FDA, new technology approval and the Ossification Tango (US)

When it comes to new technologies–and drugs for that matter–the worst thing that can happen to your invention is to receive a letter from FDA that you have been classified into Class III. Based on regulations passed by Congress in 1976, there are three FDA classes primarily based on device risk. Exception: Class III. Anything not ‘substantially equivalent’ to an existing device is automatically put into Class III, regardless of risk level. Author and health tech legal advocate Bradley Merrill Thompson of Epstein Becker Green takes a comprehensive review at this flawed and outdated system that puts groundbreaking health tech at an extreme disadvantage in his latest article on regulation in Mobihealthnews.US companies in our field spend a great deal of time and treasure avoiding it, through reclassification petitions and occasionally a ‘de novo submission’ creating a new classification.
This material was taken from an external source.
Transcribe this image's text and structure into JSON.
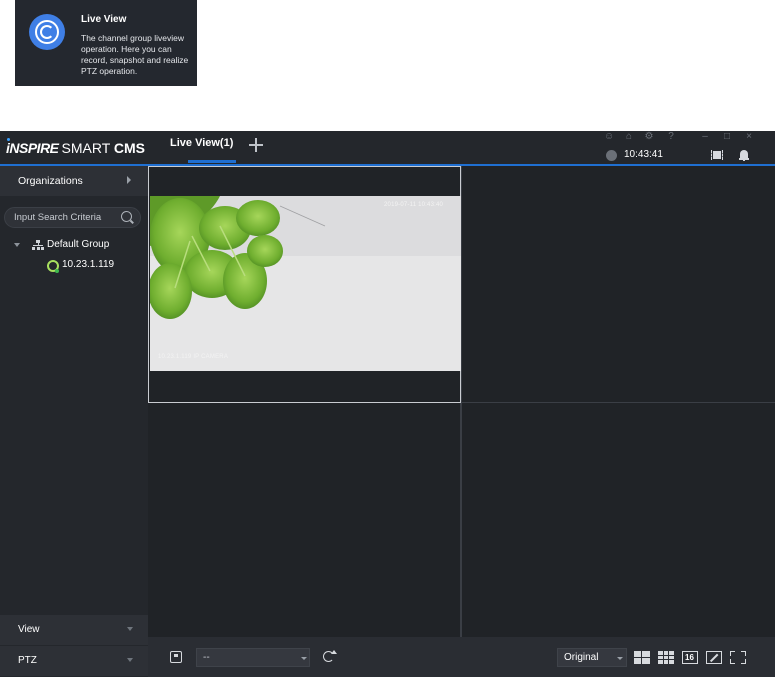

What says it all about FDA is that when Mr Thompson proposed to FDA officials that they Party Like It’s 1976 and update their classification systems to make it easier for low risk, already regulated software, it was much like one of those ‘you want it when?’ cartoons. The theme of the Ossification Tango is money and ‘institutional reluctance’; companies with innovative and especially pioneering software and devices cannot even be heard in Foggy Bottom. The last part of the article discusses a master plan for the classification of health information technology (HIT) type medical devices. It’s little wonder that a fair amount of innovation has left American shores, only to dare back once there’s a track record ex US.